SYSTEMS AND PROCESSES

With the acquisition of ARA, CMA Ecocycle made an $8 million investment and set up a lighting recycling facility in almost every state and territory. The investment comprised recycling and mercury separation technologies, including CMA’s LP600 lighting waste processing plant and batch process distillers.

“The European markets and the United States were well ahead in the mercury recovery space. We felt that there was an opportunity to give something back to the community as the return on investment wasn’t at all viable at that stage,” Doug says.

In 2007, The CMA Corporation bought Ecocycle Industries and changed the name to CMA Ecocycle. In 2013, metals recycling company Recycal took over CMA Ecocycle and optimised its operations. To make the mercury separation process more efficient, CMA invested an additional $4 million into plants in Perth, Queensland and Sydney. The glass, plastic, aluminium and other metals are all crushed and separated at all of CMA’s Sydney, Brisbane and Perth facilities. The revamped older equipment from Melbourne and Sydney is being deployed to the Adelaide and Tasmania factories.
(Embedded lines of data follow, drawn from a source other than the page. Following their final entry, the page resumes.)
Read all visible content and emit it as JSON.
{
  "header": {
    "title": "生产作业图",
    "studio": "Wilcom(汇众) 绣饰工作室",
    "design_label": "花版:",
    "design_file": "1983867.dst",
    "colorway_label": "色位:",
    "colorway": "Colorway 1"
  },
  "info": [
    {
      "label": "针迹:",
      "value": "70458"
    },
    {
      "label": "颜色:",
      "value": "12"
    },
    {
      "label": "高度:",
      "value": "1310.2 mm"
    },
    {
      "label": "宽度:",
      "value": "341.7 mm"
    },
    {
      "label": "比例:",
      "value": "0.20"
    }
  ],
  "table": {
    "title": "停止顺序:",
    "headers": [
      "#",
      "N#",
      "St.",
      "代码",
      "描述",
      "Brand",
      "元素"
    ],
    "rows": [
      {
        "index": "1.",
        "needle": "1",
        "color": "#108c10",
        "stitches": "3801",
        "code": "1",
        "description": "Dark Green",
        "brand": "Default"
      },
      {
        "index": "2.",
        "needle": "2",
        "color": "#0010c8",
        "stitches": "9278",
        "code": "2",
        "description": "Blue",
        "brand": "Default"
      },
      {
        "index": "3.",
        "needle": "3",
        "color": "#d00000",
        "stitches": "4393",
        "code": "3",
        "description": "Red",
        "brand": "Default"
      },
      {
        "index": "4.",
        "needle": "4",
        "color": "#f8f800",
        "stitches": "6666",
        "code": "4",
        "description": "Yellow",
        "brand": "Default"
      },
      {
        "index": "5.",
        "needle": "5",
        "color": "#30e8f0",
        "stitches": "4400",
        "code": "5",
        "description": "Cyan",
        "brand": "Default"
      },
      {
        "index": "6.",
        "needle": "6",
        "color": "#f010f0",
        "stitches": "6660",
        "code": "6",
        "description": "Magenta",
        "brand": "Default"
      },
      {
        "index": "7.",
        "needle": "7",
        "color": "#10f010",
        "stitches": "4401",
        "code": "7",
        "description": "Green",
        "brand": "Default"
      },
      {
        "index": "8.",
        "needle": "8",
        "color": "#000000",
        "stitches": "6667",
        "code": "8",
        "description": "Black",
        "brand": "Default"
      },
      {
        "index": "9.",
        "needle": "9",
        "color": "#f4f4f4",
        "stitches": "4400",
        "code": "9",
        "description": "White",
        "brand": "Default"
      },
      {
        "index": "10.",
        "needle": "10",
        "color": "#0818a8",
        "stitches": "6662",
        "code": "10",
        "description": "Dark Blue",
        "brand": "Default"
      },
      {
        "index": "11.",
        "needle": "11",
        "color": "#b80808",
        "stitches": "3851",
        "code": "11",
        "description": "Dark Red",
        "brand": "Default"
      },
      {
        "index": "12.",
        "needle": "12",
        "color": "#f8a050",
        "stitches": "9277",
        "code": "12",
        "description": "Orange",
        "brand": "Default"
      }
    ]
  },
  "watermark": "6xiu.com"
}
A lot of CMA’s waste is in fluorescent tubes. As an example, the tubes and globes arrive in stillages, boxes and bins and these are processed at the company’s interstate plants. It gets crushed under vacuum, separated out from the metals, and CMA recovers the mercury from the powder via its distilling process.

The process sees this material go through an aerated tumbler to clean the glass and make sure all of the powder comes off. Then, via a strong suction system and through a cyclonic vacuum separation process, the company separates the glass from the powder. The metals are separated and sold for recycling and the glass can be used in a number of areas, including insulation and as a silica-sand-based product. Recently, the company used around 200 tonnes of this material in the development of concrete boundary walls in the expansion of its Tasmanian facility.
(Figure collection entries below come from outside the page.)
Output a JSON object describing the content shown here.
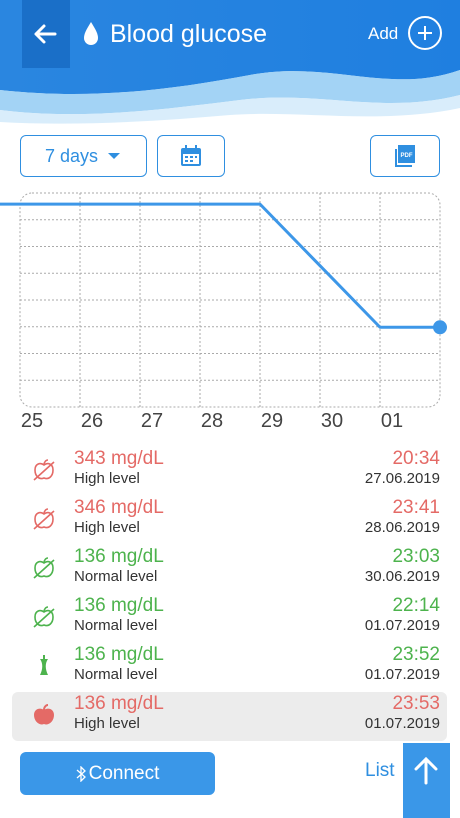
{
  "header": {
    "title": "Blood glucose",
    "add": "Add"
  },
  "controls": {
    "period": "7 days"
  },
  "chart_data": {
    "type": "line",
    "categories": [
      "25",
      "26",
      "27",
      "28",
      "29",
      "30",
      "01",
      null
    ],
    "values": [
      346,
      346,
      346,
      346,
      346,
      241,
      136,
      136
    ],
    "color": "#3d97e8",
    "ylim": [
      0,
      365
    ],
    "grid": true
  },
  "readings": [
    {
      "value": "343 mg/dL",
      "level": "High level",
      "time": "20:34",
      "date": "27.06.2019",
      "color": "#e46a66",
      "icon": "crossed"
    },
    {
      "value": "346 mg/dL",
      "level": "High level",
      "time": "23:41",
      "date": "28.06.2019",
      "color": "#e46a66",
      "icon": "crossed"
    },
    {
      "value": "136 mg/dL",
      "level": "Normal level",
      "time": "23:03",
      "date": "30.06.2019",
      "color": "#4db34d",
      "icon": "crossed"
    },
    {
      "value": "136 mg/dL",
      "level": "Normal level",
      "time": "22:14",
      "date": "01.07.2019",
      "color": "#4db34d",
      "icon": "crossed"
    },
    {
      "value": "136 mg/dL",
      "level": "Normal level",
      "time": "23:52",
      "date": "01.07.2019",
      "color": "#4db34d",
      "icon": "core"
    },
    {
      "value": "136 mg/dL",
      "level": "High level",
      "time": "23:53",
      "date": "01.07.2019",
      "color": "#e46a66",
      "icon": "apple",
      "selected": true
    }
  ],
  "footer": {
    "connect": "Connect",
    "list": "List"
  }
}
Drums of powder are sent to CMA’s Campbellfield facility, located in Melbourne’s north, and the mercury is recovered by feeding the phosphor powder into CMA’s batch process distiller. Doug explains the process in some cases allows the mercury to come full circle and end up back in the dental industry to be used in fillings.

“We put the mercury into a thick ceramic-type kiln under vacuum, and we purge it with nitrogen during this process. We raise it to about 450-500°C. The mercury is then evaporated and goes through a frozen-like chilling chamber to come back into a pure liquid mercury. That mercury is 99.99 per cent purity and it is then sold onto the likes of Southern Dental Industries and we use it for dental amalgam.”
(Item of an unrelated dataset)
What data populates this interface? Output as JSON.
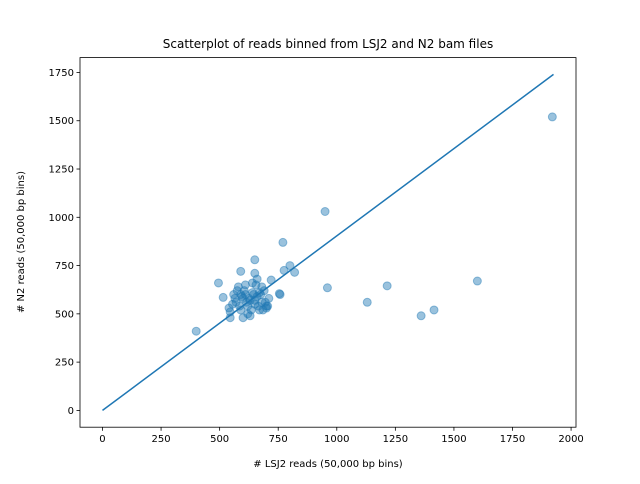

Doug says that CMA provides pre-paid collection boxes to waste generators and the major collection companies with small quantities of lighting waste. Boxes are provided for fluorescent tubes, as well as cartons for globes and lamps such as compact fluorescent lamps. For organisations producing larger amounts of lighting waste, CMA Ecocycle provides on-site wheelie bins or large stillages. It also offers general collection services where tubes and fittings might be loose.